Modeling Assumptions
Modeling Assumptions
Financial Planner applies intentional modeling conventions when projecting household finances. Understanding these assumptions helps you interpret charts, explain results to clients, and know when input changes materially affect outcomes.
This page summarizes the product assumption register. For orchestration and persistence internals, see Orchestration Internals.
Effective rate scenario
Production orchestration uses the Optimistic rate set as the effective run mode.

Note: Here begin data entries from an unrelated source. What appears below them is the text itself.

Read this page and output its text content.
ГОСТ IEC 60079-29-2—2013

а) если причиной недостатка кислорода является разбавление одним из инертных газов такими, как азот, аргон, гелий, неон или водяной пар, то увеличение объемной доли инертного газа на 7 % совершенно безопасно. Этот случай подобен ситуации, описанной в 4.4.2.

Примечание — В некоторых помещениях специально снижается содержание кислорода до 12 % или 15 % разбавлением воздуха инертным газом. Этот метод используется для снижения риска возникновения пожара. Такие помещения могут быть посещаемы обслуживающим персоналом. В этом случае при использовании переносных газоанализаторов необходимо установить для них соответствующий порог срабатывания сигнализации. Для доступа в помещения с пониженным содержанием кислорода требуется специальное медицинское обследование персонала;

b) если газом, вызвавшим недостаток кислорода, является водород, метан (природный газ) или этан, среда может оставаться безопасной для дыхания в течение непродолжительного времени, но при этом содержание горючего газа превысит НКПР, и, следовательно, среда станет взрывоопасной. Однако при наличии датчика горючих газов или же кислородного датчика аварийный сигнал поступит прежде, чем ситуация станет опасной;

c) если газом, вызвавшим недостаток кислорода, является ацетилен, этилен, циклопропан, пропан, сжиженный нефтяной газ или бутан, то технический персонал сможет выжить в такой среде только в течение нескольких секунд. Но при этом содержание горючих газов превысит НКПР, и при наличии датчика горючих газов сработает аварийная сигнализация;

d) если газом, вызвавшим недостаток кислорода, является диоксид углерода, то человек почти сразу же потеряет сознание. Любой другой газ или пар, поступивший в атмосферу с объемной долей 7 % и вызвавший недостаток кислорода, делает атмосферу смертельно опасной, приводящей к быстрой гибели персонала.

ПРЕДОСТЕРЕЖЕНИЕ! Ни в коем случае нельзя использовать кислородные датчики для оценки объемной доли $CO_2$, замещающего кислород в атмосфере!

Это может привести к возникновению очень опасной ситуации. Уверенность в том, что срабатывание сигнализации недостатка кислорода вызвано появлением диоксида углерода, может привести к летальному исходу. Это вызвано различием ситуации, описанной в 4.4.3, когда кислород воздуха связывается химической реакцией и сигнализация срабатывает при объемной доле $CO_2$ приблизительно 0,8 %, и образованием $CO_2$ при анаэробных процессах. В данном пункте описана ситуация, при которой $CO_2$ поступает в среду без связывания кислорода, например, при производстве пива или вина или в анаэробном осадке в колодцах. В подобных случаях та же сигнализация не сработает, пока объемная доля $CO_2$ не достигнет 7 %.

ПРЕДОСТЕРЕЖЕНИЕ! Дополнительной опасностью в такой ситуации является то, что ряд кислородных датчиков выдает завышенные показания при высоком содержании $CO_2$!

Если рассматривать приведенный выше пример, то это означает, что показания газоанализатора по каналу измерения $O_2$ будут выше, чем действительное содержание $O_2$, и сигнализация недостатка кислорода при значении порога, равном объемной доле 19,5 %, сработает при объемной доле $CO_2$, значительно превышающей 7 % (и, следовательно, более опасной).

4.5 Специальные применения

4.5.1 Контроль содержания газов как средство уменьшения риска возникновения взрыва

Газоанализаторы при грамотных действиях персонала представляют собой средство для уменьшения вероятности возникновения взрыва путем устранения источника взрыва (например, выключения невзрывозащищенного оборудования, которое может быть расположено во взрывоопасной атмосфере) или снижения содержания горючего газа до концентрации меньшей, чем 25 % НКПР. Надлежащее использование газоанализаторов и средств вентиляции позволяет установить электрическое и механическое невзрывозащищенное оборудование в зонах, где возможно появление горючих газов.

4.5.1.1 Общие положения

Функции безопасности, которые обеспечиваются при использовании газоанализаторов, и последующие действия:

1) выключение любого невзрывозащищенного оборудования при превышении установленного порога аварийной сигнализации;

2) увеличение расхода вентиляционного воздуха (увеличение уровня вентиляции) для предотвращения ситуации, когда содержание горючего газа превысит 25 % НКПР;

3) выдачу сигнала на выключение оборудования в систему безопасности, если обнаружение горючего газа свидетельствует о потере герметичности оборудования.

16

Plan Preferences may display optimistic, average, and pessimistic fields for inflation, medical, housing, Social Security, and account returns—but the baseline calculation path applies optimistic values unless you use explorers to stress-test alternatives.
Calculation approach
| Assumption | Behavior |
|---|---|
| Annual solve with in-year replay | Core math runs year-by-year; dated cash events replay inside each year |
| Death-year filing status | Death year remains Married Filing Jointly; the following year becomes Single |
| Residual funding gap tolerance | Small annual reconciliation differences are accepted within orchestration tolerance |
| Linked-account shortfalls | Money movements tied to linked accounts may be partially funded—this is a validation condition surfaced in the plan health panel, not a silent success |
| US Social Security provisional income | Qualified dividends count toward taxable Social Security provisional income |
| Canadian OAS clawback | Recomputed after withdrawal-sensitive income is recalculated |
| MAGI carryforward | MAGI stored by year for lookback consumers such as IRMAA |
Expense amount mode
Plan-level Expense Amount Mode in Plan Preferences controls which expense column orchestration uses:
- Must Spend (default) — Uses required spending amounts
- Like to Spend — Uses aspirational spending where entered
See Plan Preferences Reference and Income and Expenses.
Known simplifications
- Mid-year timing is partly convention-based rather than fully day-accurate
- Some calculators use annual growth plus partial-year replay rather than transaction-level daily accrual
- Survivor-year income and expense proration depends on each domain consuming household-state inputs correctly
- Real-estate and asset purchase timing is sensitive to linked-account funding rules
When real-estate purchases or money flows show health-panel warnings about underfunded movements, fix source accounts or flow amounts before relying on projection charts for client delivery.
Monte Carlo vs baseline orchestration
Monte Carlo simulation uses a separate async job namespace with its own progress vocabulary. Monte Carlo success rates do not replace baseline orchestration status—run both when you need deterministic projections and probability analysis.
Related: Explorers, Reading Insights, Troubleshooting.